In 2021, more than 50,000 acres of land in the United States was used for hemp farming. Montana is the nation’s biggest hemp producer, and the value for hemp in the U.S. topped $800 million last year. And, the nation’s hemp industry is mostly white and mostly male.
These are some of many findings from the U.S. Department of Agriculture’s first-ever Hemp Acreage and Production Survey, the results of which were released on Thursday. The trove of data is the result of the USDA sending out 20,500 producer surveys, conducted nationwide since October. The survey covers areas including price and value, as well as overall hemp acreage. The survey will be used as a tool for regulators, state governments, and hemp growers and processors.
The survey breaks down hemp producers’ backgrounds, and 90% said they were “white,” while 82% reported being male. Just 6% of the country’s hemp farmers who filled out surveys said they were Black.
Most are also new farmers, with 58% reporting that they’ve been farming for five years or fewer.

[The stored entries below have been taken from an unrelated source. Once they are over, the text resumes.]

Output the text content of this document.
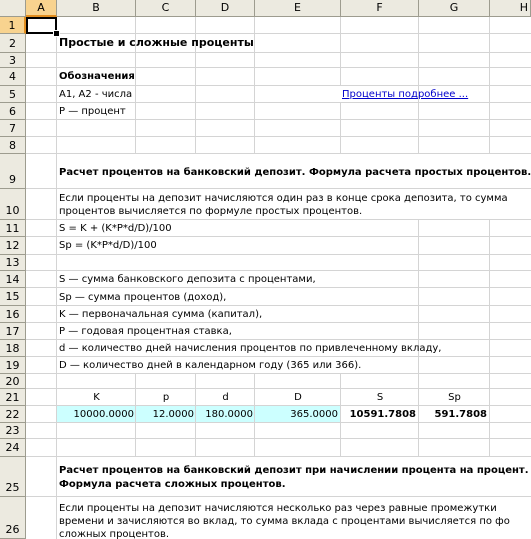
A	B	C	D	E	F	G	H
1
2
3
4
5
6
7
8
9
10
11
12
13
14
15
16
17
18
19
20
21
22
23
24
25
26
Простые и сложные проценты
Обозначения
A1, A2 - числа	Проценты подробнее ...
P — процент
Расчет процентов на банковский депозит. Формула расчета простых процентов.
Если проценты на депозит начисляются один раз в конце срока депозита, то сумма
процентов вычисляется по формуле простых процентов.
S = K + (K*P*d/D)/100
Sp = (K*P*d/D)/100
S — сумма банковского депозита с процентами,
Sp — сумма процентов (доход),
K — первоначальная сумма (капитал),
P — годовая процентная ставка,
d — количество дней начисления процентов по привлеченному вкладу,
D — количество дней в календарном году (365 или 366).
K	p	d	D	S	Sp
10000.0000	12.0000	180.0000	365.0000	10591.7808	591.7808
Расчет процентов на банковский депозит при начислении процента на процент.
Формула расчета сложных процентов.
Если проценты на депозит начисляются несколько раз через равные промежутки
времени и зачисляются во вклад, то сумма вклада с процентами вычисляется по фо
сложных процентов.
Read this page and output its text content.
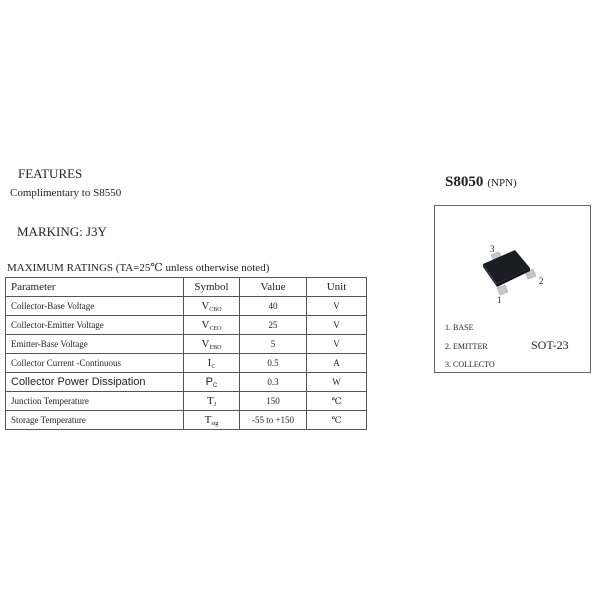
FEATURES
Complimentary to S8550
MARKING: J3Y
MAXIMUM RATINGS (TA=25℃ unless otherwise noted)
Parameter	Symbol	Value	Unit
Collector-Base Voltage	$V_{CBO}$	40	V
Collector-Emitter Voltage	$V_{CEO}$	25	V
Emitter-Base Voltage	$V_{EBO}$	5	V
Collector Current -Continuous	$I_C$	0.5	A
Collector Power Dissipation	$P_C$	0.3	W
Junction Temperature	$T_J$	150	℃
Storage Temperature	$T_{stg}$	-55 to +150	℃
S8050 (NPN)
3
2
1
1. BASE
2. EMITTER
3. COLLECTO
SOT-23
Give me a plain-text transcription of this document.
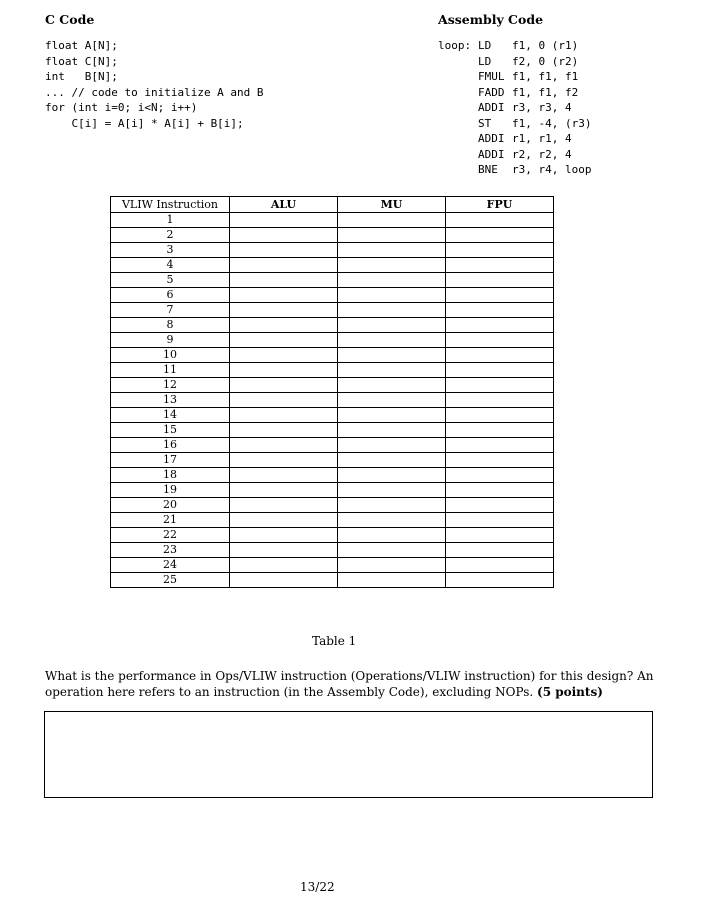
C Code
float A[N];
float C[N];
int   B[N];
... // code to initialize A and B
for (int i=0; i<N; i++)
C[i] = A[i] * A[i] + B[i];
Assembly Code
loop: LD	f1, 0 (r1)
LD	f2, 0 (r2)
FMUL f1, f1, f1
FADD f1, f1, f2
ADDI r3, r3, 4
ST	f1, -4, (r3)
ADDI r1, r1, 4
ADDI r2, r2, 4
BNE	r3, r4, loop
VLIW Instruction	ALU	MU	FPU
1			
2			
3			
4			
5			
6			
7			
8			
9			
10			
11			
12			
13			
14			
15			
16			
17			
18			
19			
20			
21			
22			
23			
24			
25			
Table 1
What is the performance in Ops/VLIW instruction (Operations/VLIW instruction) for this design? An operation here refers to an instruction (in the Assembly Code), excluding NOPs. (5 points)
13/22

The states where hemp production was highest are, in decreasing order: Montana, with 4,500 acres of hemp harvested; Colorado, with 3,100 acres; Minnesota with 2,300 acres; California with 2,250 acres; and Utah with 2,150 acres. Hawaii is not known for hemp, as farmers harvested and planted just 17 acres.

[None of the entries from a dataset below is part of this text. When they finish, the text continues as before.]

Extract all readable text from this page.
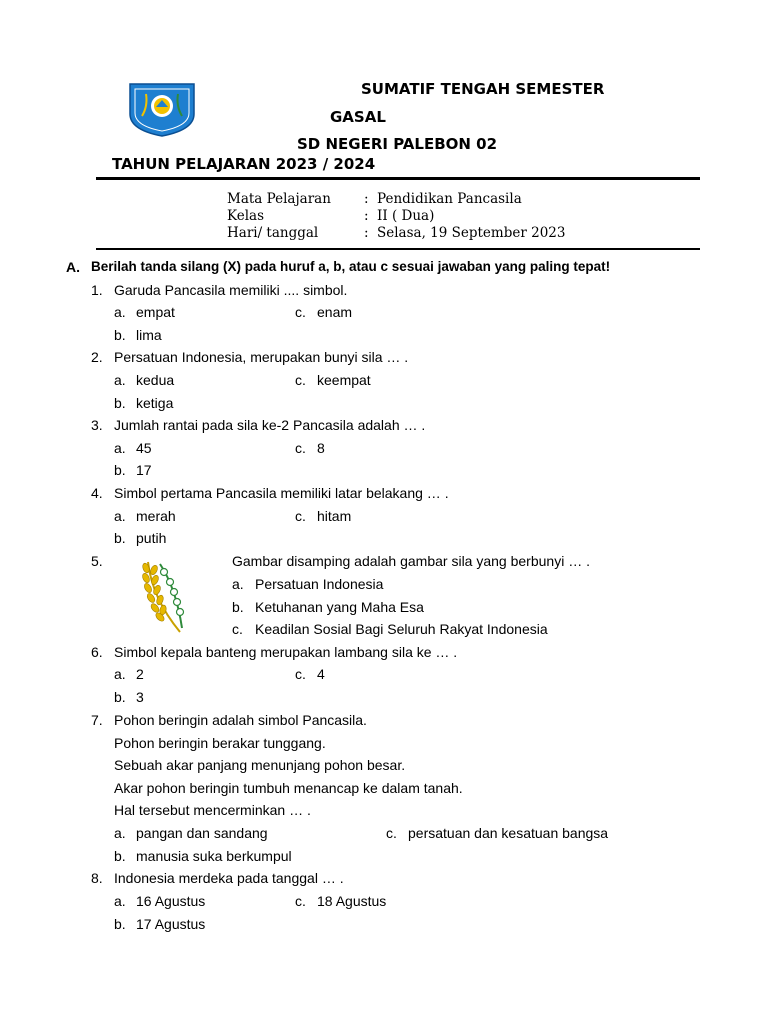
SUMATIF TENGAH SEMESTER
GASAL
SD NEGERI PALEBON 02
TAHUN PELAJARAN 2023 / 2024
Mata Pelajaran : Pendidikan Pancasila
Kelas	: II ( Dua)
Hari/ tanggal	: Selasa, 19 September 2023
A. Berilah tanda silang (X) pada huruf a, b, atau c sesuai jawaban yang paling tepat!
1. Garuda Pancasila memiliki .... simbol.
a. empat	c. enam
b. lima
2. Persatuan Indonesia, merupakan bunyi sila … .
a. kedua	c. keempat
b. ketiga
3. Jumlah rantai pada sila ke-2 Pancasila adalah … .
a. 45	c. 8
b. 17
4. Simbol pertama Pancasila memiliki latar belakang … .
a. merah	c. hitam
b. putih
5.	Gambar disamping adalah gambar sila yang berbunyi … .
a. Persatuan Indonesia
b. Ketuhanan yang Maha Esa
c. Keadilan Sosial Bagi Seluruh Rakyat Indonesia
6. Simbol kepala banteng merupakan lambang sila ke … .
a. 2	c. 4
b. 3
7. Pohon beringin adalah simbol Pancasila.
Pohon beringin berakar tunggang.
Sebuah akar panjang menunjang pohon besar.
Akar pohon beringin tumbuh menancap ke dalam tanah.
Hal tersebut mencerminkan … .
a. pangan dan sandang	c. persatuan dan kesatuan bangsa
b. manusia suka berkumpul
8. Indonesia merdeka pada tanggal … .
a. 16 Agustus	c. 18 Agustus
b. 17 Agustus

Colorado was also the state with the biggest losses. While the survey indicated that farmers harvested just over 3,000 acres, cultivators planted a total of 10,100 acres. Reasons that hemp might be planted but not harvested could be cold freezes or other weather events like storms and droughts, or failing to meet THC testing requirements.
Farmers are growing mostly for fiber, which accounted for 33.2 million pounds grown. Flower was a close second up, with hemp growers cultivating just under 20 million pounds. But, when it comes to the value of these two crops, hemp flower was worth $623 million, and fiber just $41.4 million.
“The release of this landmark report provides a needed benchmark about hemp production to assist producers, regulatory agencies, state governments, processors, and other key industry entities,” the USDA’s National Agricultural Statistics Service (NASS) Administrator Hubert Hamer said in a statement. “Not only will these data guide USDA agencies in their support of domestic hemp production, the results can also help inform producers’ decisions about growing, harvesting, and selling hemp as well as the type of hemp they decide to produce. The survey results may also impact policy decisions about the hemp industry.”
The 2018 Farm Bill legalized cannabis with .3% THC or less, also known as hemp. Since then, the USDA – and, to a lesser extent, other federal agencies – has steadily built out rules for its Domestic Hemp Production Program to guide different aspects of regulation of the plant.
State agriculture regulators set their hemp-related priorities this week at their Winter Policy Conference.